The impact of adoption disruption on children in cases like Anyeli’s should be a part of every adoptive parent’s preparation. We may debate the frequency of its causes (from coerced surrender to kidnapping and trafficking) but it happens, and when it does, the victimized child has to be the primary focus. Yet thousands of adoptions happen every year from countries known for corruption, with adoptive parents completely unprepared for the possibility. (This, of course, begs the question why we allow adoptions from countries known for risky adoptions, but that's another debate and another post.)
In Anyeli’s case, I hope everyone involved is focused on her. I hope everyone can get beyond the myth of the "forever family" to focus on the needs of the actual child. What is really forever are the outcomes of today's actions on Anyeli's behalf, which she will take with her into the future, forever. Her ability to live a strong, healthy life depends on it.
Note 5/30/12: In reading online today, I found the a series of posts about the Anyeli Rodriguez case on the website of Erin Siegal, author of Finding Fernanda. Ms. Siegal states the following:
The Monahans’ adoption was a slow, tangled process that began in 2006. By July 2007, a failed DNA test revealed that a fake birth mother had relinquished “Karen Abigail.” According to emails the Monahans sent to Guatemalan private investigators, they were distressed and confused. They’d already waited seven months for the adoption to move forward, with almost no progress.[i] On August 1st, Jennifer Monahan wrote in her personal timeline of the adoption that agency head Sue Hedberg had planned to ask LabCorp, the primary DNA testing facility in the US used for adoptions, to “bury” the results of the mismatched test. But “LabCorp can’t do that anymore,” Monahan noted, because of newly tightened regulations. She’d grown suspicious about what was unfolding in the adoption, and took careful notes of everything that transpired, including, her notes say, recording conversations with Sue Hedberg. When Monahan asked Hedberg what could be done after the child’s failed DNA test, aparently seeking alternative ways to push the adoption through, Hedberg responded that Marvin might bring the child to an orphanage, where she might eventually become declared abandoned. Or, Hedberg said, Bran might dump the girl “somewhere where nobody could find her.” In subsequent emails, Monahan said she was “terrified.This fact wasn't in the CNN article that prompted this post.
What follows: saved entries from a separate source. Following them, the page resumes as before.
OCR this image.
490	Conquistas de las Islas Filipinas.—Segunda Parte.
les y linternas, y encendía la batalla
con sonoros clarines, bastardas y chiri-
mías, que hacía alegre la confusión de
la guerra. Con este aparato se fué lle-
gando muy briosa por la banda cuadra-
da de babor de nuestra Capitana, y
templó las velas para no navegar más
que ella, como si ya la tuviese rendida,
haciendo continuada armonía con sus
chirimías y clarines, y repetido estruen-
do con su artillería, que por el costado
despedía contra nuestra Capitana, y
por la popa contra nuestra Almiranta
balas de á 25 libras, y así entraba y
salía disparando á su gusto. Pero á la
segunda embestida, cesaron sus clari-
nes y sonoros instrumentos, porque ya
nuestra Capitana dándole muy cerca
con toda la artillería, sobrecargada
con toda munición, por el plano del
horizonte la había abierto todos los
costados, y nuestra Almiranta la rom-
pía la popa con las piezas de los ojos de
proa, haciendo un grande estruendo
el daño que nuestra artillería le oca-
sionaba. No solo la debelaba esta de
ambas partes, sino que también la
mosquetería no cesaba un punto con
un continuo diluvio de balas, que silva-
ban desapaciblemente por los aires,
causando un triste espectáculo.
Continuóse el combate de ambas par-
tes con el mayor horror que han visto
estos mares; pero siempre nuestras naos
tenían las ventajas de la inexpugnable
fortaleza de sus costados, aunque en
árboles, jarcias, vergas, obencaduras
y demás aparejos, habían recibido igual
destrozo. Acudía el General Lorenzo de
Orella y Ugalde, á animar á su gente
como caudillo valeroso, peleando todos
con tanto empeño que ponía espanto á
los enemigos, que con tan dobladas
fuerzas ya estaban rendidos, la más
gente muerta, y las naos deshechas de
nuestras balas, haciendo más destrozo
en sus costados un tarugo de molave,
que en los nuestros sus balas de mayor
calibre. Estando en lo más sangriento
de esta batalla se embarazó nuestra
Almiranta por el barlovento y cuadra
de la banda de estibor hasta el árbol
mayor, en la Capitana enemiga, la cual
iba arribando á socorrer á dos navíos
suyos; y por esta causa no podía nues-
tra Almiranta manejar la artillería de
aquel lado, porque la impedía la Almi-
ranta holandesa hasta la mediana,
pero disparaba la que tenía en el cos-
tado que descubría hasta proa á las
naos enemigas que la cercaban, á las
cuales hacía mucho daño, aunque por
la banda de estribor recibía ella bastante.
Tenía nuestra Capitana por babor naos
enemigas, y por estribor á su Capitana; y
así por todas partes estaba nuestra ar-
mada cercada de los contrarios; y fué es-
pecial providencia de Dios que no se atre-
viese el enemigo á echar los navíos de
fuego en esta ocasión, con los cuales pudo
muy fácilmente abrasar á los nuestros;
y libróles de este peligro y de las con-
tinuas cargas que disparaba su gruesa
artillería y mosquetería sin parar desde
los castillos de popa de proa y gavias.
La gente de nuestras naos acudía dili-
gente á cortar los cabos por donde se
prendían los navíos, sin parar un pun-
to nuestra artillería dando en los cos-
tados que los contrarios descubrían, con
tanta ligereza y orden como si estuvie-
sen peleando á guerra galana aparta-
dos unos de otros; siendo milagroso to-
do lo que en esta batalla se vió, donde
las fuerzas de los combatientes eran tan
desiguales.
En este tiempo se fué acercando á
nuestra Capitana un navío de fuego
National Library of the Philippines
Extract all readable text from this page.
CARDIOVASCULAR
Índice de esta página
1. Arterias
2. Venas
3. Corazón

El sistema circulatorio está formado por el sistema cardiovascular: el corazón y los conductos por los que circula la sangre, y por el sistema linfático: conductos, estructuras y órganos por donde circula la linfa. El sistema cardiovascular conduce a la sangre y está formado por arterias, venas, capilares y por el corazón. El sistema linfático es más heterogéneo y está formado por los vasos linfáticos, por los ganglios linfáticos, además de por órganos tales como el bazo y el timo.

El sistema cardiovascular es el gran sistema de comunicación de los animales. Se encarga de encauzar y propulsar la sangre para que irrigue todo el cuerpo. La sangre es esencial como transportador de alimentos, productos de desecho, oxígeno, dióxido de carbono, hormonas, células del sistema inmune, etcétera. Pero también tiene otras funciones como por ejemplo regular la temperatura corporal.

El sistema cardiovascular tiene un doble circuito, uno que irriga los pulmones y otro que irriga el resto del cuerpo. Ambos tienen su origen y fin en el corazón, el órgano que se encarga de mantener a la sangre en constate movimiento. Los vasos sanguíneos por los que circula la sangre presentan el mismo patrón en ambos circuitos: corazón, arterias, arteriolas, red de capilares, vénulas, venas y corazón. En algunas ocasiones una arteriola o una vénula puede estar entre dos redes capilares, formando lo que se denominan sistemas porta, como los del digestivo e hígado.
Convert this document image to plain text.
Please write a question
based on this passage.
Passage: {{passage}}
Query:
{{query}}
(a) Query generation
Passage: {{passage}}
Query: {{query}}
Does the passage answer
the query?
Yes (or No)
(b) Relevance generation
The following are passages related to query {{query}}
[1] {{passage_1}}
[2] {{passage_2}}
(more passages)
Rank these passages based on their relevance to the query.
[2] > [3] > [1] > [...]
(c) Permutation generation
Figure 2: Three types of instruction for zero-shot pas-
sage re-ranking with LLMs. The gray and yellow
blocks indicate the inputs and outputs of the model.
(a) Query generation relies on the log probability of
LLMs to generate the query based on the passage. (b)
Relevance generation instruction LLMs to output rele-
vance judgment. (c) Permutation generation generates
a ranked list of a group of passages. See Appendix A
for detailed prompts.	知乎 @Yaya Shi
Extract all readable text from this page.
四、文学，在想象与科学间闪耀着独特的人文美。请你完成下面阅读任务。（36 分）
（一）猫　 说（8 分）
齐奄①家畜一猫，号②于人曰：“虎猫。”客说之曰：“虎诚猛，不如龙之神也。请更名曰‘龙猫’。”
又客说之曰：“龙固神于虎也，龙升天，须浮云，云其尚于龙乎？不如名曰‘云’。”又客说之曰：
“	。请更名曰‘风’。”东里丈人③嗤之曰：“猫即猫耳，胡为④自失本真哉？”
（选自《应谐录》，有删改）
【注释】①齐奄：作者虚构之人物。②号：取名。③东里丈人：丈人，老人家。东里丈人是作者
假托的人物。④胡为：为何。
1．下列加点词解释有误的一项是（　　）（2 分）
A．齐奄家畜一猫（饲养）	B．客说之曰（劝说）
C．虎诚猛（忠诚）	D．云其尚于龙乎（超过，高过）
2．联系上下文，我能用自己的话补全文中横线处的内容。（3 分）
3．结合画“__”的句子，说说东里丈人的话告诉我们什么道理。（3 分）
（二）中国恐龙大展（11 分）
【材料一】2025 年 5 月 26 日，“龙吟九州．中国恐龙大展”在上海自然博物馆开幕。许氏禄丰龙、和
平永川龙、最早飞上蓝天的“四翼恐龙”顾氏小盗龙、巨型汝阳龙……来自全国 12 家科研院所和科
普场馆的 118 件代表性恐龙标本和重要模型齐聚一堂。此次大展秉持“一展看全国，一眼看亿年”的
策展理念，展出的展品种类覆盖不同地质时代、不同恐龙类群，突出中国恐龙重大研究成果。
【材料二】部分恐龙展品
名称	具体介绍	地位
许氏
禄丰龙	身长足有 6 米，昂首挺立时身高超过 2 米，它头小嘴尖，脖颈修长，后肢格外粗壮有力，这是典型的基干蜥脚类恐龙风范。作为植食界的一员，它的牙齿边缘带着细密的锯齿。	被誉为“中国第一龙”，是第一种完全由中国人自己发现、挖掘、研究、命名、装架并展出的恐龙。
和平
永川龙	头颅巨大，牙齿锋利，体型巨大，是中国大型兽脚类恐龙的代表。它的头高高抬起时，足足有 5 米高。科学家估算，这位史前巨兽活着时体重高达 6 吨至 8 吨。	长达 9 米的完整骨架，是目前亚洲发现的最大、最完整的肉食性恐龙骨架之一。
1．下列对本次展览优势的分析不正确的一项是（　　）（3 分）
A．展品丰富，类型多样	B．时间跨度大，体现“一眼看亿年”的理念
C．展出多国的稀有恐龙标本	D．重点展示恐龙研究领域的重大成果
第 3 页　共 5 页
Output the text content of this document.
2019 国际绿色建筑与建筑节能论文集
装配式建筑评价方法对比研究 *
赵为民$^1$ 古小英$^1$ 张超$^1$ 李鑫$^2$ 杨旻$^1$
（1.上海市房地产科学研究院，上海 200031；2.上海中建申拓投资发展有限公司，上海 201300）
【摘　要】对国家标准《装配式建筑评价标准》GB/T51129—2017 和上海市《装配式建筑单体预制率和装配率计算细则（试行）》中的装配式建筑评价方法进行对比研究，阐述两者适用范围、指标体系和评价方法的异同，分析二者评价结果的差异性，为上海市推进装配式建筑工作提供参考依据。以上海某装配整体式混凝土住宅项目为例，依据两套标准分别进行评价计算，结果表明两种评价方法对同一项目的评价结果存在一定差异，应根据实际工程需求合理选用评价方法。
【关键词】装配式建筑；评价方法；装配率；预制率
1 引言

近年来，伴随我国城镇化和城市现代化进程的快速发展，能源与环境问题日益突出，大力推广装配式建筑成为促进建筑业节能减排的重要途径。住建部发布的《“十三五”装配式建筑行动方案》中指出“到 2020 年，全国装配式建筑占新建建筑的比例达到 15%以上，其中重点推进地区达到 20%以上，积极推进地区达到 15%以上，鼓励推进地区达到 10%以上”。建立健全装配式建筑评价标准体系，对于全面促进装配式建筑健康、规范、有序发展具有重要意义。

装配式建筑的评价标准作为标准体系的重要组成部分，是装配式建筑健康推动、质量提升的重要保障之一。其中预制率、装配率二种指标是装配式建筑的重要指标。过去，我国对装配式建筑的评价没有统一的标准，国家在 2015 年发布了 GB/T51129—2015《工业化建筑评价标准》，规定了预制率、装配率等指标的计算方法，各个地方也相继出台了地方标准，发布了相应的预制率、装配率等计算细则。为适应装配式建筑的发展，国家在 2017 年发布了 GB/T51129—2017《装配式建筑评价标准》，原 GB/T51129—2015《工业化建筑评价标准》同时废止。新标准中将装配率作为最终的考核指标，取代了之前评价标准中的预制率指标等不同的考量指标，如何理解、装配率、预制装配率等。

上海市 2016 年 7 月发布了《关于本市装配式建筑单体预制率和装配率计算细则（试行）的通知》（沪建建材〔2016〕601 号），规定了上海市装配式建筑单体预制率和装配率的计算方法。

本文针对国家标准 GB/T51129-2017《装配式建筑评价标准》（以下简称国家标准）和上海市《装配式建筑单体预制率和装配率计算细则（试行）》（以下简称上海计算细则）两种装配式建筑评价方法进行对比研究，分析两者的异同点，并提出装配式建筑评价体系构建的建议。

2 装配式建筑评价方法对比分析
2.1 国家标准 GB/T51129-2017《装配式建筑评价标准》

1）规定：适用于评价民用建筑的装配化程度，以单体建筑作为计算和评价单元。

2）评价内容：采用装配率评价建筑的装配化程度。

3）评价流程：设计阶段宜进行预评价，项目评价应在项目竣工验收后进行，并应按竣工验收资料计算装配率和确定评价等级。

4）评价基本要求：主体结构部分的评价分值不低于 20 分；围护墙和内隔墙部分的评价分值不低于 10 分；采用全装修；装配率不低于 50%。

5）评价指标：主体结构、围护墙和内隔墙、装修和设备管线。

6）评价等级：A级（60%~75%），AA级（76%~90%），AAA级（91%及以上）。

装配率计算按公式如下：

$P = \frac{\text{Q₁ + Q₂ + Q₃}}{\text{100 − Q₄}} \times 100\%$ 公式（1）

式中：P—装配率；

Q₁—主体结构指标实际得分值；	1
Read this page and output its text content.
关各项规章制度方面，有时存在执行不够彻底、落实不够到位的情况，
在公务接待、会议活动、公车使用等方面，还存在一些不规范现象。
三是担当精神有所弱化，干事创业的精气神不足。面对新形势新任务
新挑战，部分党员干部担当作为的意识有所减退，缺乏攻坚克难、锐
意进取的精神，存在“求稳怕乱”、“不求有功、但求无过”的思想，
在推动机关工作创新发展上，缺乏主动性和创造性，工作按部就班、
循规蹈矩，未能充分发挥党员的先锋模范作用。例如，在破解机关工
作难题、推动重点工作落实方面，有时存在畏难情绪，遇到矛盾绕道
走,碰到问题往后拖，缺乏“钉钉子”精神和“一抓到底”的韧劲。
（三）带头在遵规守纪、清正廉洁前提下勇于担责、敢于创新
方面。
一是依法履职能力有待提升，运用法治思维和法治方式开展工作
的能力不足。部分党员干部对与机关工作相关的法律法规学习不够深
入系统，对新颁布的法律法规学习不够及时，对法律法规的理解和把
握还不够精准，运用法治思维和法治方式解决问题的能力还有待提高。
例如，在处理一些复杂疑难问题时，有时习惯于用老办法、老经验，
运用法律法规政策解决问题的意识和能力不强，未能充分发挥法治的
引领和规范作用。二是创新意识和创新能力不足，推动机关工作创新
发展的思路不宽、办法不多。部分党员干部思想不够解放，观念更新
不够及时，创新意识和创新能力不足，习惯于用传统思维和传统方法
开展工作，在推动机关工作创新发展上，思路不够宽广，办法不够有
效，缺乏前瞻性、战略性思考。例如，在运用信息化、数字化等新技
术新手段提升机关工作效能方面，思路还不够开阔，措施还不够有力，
That article instead says the following:
Guatemalan authorities say the adoption agency falsified documents to make the girl eligible for adoption, something that the adoptive parents in Missouri apparently didn't know.
Rodriguez says she now hopes to go to court in Missouri to get her daughter back.If the comments on Erin Siegal's website are in fact true, it puts a different spin on the Monahans' role in this adoption, and to a lay person appears to be something that could ultimately render it illegal and would be a chargeable offense.
The adoptive parents were unavailable for comment, referring CNN to their lawyer in Washington, who declined to comment.
Last year a family representative said the adoptive parents would "continue to advocate for the safety and best interests of their legally adopted child. They remain committed to protecting their daughter from additional traumas as they pursue the truth of her past through appropriate legal channels.
It doesn't, unfortunately, change the fact that right now, in the midst of this crisis, Anyeli sees them as her parents. Her separation from them remains a challenge I hope those who assist with her return to her family in Guatemala handle with care.